Les indiens d’Amérique sont porteurs de richesses diamétralement opposées à celles qui prévalent chez le peuple qui les a asservis et pour lequel l’accumulation de richesses matérielles constitue la seule norme sociale enviable.
Chez les navajos, par exemple, regroupés dans la plus grande réserve des États-Unis sur un territoire de 69.000 kilomètres carrés, on a le culte de la tradition, de la coopération, et du respect des anciens, ainsi que celui de la nature mère prise dans sa globalité, humaine, animale et végétale. A la quête du toujours plus de l’American Dream, ils préfèrent celle de l’Hozho qui signifie beauté, harmonie et santé. Cette éthique imprègne chacun des rouages de leur société, de la guérison des maladies à la résolution des conflits. Et elle explique aussi la richesse de leur poésie.
Chant des délices de Tsai-Talee
Je suis une plume dans la clarté du ciel
Je suis le cheval bleu qui court dans la plaine
Je suis le poisson qui tourne et brille dans l'eau
Je suis l'ombre que projette un enfant
Je suis la lumière du soir, l'éclat des prairies
Je suis un aigle qui joue avec le vent
Je suis un nœud de grains luisants
Je suis l'étoile la plus éloignée
Je suis le froid de l'aurore
Je suis le rugissement de la pluie
Je suis le scintillement de la croûte de neige
Je suis la longue trace de la lune sur le lac
Je suis une flamme de quatre couleurs
Je suis un champ de sumac et la pomme blanche
Je suis l'angle des oies sauvages dans le ciel d'hiver
Je suis la faim du loup
Je suis le rêve entier de ces choses
Vois-tu, je suis vivant, je suis vivant
J'ai bonne entente avec la terre
J'ai bonne entente avec les dieux
J'ai bonne entente avec tout ce qui est beau
J'ai bonne entente avec la fille de Tsen-tainte
Vois-tu je suis vivant, je suis vivant
N.Scott Momaday/tribu Kiowa
La prière de Geronimo
Ô Nature, ma Mère,
Qu’ont-ils fait de notre Terre !
A tort, ils se sont pris pour des Dieux
Leurs cœurs sont devenus haineux.
Dominés et motivés par l’argent,
Ils détruisent la pureté des Océans.
Les rivières aujourd’hui troublées,
Déversent dans la mer leurs amas de saletés.
Ô Nature, ma Mère,
Qu’ont-ils fait de notre Terre !
Aveuglés par une technologie dévastatrice,
Ils sont incapables de trouver les idées salvatrices.

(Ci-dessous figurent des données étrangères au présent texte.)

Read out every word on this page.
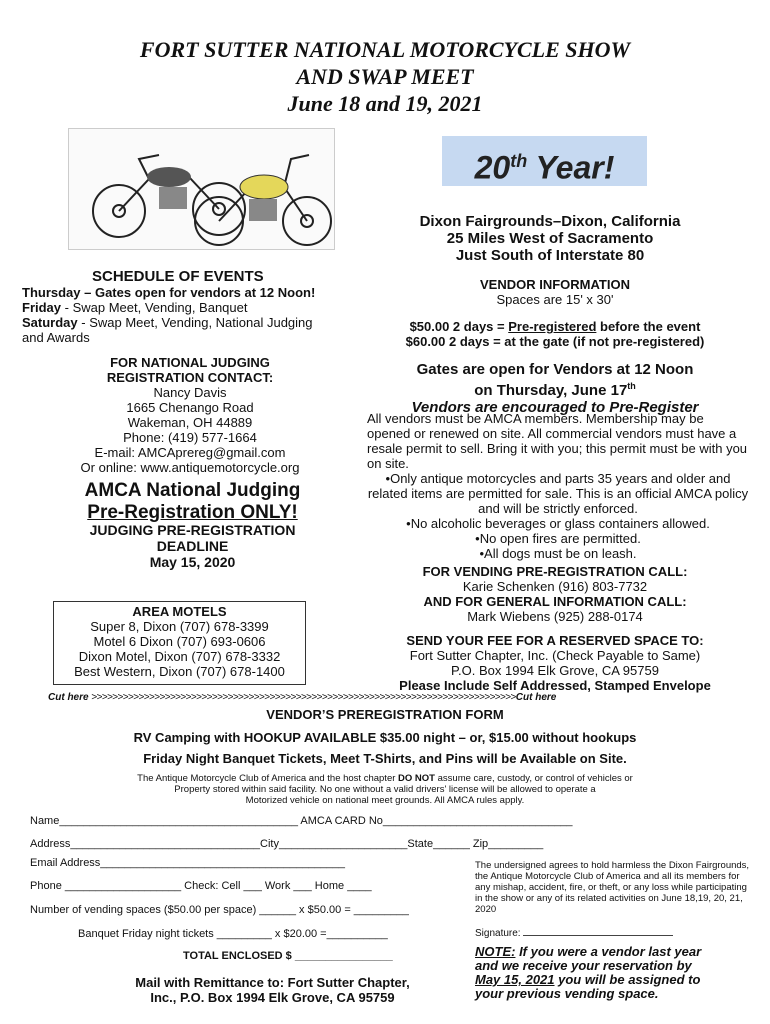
FORT SUTTER NATIONAL MOTORCYCLE SHOW
AND SWAP MEET
June 18 and 19, 2021
20th Year!
Dixon Fairgrounds–Dixon, California
25 Miles West of Sacramento
Just South of Interstate 80
SCHEDULE OF EVENTS
Thursday – Gates open for vendors at 12 Noon!
Friday - Swap Meet, Vending, Banquet
Saturday - Swap Meet, Vending, National Judging
and Awards
FOR NATIONAL JUDGING
REGISTRATION CONTACT:
Nancy Davis
1665 Chenango Road
Wakeman, OH 44889
Phone: (419) 577-1664
E-mail: AMCAprereg@gmail.com
Or online: www.antiquemotorcycle.org
AMCA National Judging
Pre-Registration ONLY!
JUDGING PRE-REGISTRATION
DEADLINE
May 15, 2020
AREA MOTELS
Super 8, Dixon (707) 678-3399
Motel 6 Dixon (707) 693-0606
Dixon Motel, Dixon (707) 678-3332
Best Western, Dixon (707) 678-1400
VENDOR INFORMATION
Spaces are 15' x 30'
$50.00 2 days = Pre-registered before the event
$60.00 2 days = at the gate (if not pre-registered)
Gates are open for Vendors at 12 Noon
on Thursday, June 17th
Vendors are encouraged to Pre-Register
All vendors must be AMCA members. Membership may be opened or renewed on site. All commercial vendors must have a resale permit to sell. Bring it with you; this permit must be with you on site.
•Only antique motorcycles and parts 35 years and older and related items are permitted for sale. This is an official AMCA policy and will be strictly enforced.
•No alcoholic beverages or glass containers allowed.
•No open fires are permitted.
•All dogs must be on leash.
FOR VENDING PRE-REGISTRATION CALL:
Karie Schenken (916) 803-7732
AND FOR GENERAL INFORMATION CALL:
Mark Wiebens (925) 288-0174
SEND YOUR FEE FOR A RESERVED SPACE TO:
Fort Sutter Chapter, Inc. (Check Payable to Same)
P.O. Box 1994 Elk Grove, CA 95759
Please Include Self Addressed, Stamped Envelope
Cut here >>>>>>>>>>>>>>>>>>>>>>>>>>>>>>>>>>>>>>>>>>>>>>>>>>>>>>>>>>>>>>>>>>>>>>>>>>>>>>>>>Cut here
VENDOR’S PREREGISTRATION FORM
RV Camping with HOOKUP AVAILABLE $35.00 night – or, $15.00 without hookups
Friday Night Banquet Tickets, Meet T-Shirts, and Pins will be Available on Site.
The Antique Motorcycle Club of America and the host chapter DO NOT assume care, custody, or control of vehicles or
Property stored within said facility. No one without a valid drivers' license will be allowed to operate a
Motorized vehicle on national meet grounds. All AMCA rules apply.
Name_______________________________________ AMCA CARD No_______________________________
Address_______________________________City_____________________State______ Zip_________
Email Address________________________________________
Phone ___________________ Check: Cell ___ Work ___ Home ____
Number of vending spaces ($50.00 per space) ______ x $50.00 = _________
Banquet Friday night tickets _________ x $20.00 =__________
TOTAL ENCLOSED $ ________________
Mail with Remittance to: Fort Sutter Chapter,
Inc., P.O. Box 1994 Elk Grove, CA 95759
The undersigned agrees to hold harmless the Dixon Fairgrounds, the Antique Motorcycle Club of America and all its members for any mishap, accident, fire, or theft, or any loss while participating in the show or any of its related activities on June 18,19, 20, 21, 2020
Signature:
NOTE: If you were a vendor last year
and we receive your reservation by
May 15, 2021 you will be assigned to
your previous vending space.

Des somptueuses Forêts Anciennes et Equilibrées,
Il ne subsiste aujourd’hui que quelques morceaux éparpillés.
L’air pur et frais que nos Ancêtres respiraient,
Ne se trouve encore que sur les plus hauts sommets.
Ô Nature, ma Mère,
Qu’ont-ils fait de notre Terre !
Du contrôle des Espèces ils se vantent,
Afin que jamais le remords ne les hante.
De nombreux Animaux à jamais disparaissent,
Afin que eux, en nombre et en bêtise, ils ne progressent.
La Banquise d’hier, sous son infinie blancheur,
Ne reflète aujourd’hui plus aucune lueur.
Ô Nature, ma Mère, je t’en conjure,
Montre leur le chemin du futur.
Je ne suis moi-même qu’un Homme comme les autres,
Même si près de toi je me veux leur Apôtre.
Capable d’Amour et de Compréhension, ils le sont j’en suis certain,
Il leur suffit juste de comprendre que leur Avenir est incertain.
Montre leur le chemin vers la Raison,
Et ils s’ouvriront vers de nouveaux Horizons.
Geronimo
Quand le dernier arbre
Aura été abattu
Quand la dernière rivière
Aura été empoisonnée
Quand le dernier poisson
Aura été pêché
Alors on saura que
L’argent ne se mange pas
Go Khia Yeh dit Geronimo
***
Entendait-les -écureuils
Il s’interrompait aussitôt au milieu
d’une phrase, s’il entendait
des bruits d’écureuil.
Et il savait sous quel arbre attendre
les écureuils. Même s’il sortait
dans l’obscurité
il savait quel arbre se ferait entendre
avant que les écureuils y soient arrivés !
Je me souviendrai toujours de cela, incompréhensible
aussi aux autres : il s’arrêtait de pagayer
presque au centre d’un lac à poissons
pour écouter. En silence. Il ne parlait pas du tout
simplement il se rongeait les doigts
avec ses dents
pour me prévenir qu’il avait entendu un écureuil.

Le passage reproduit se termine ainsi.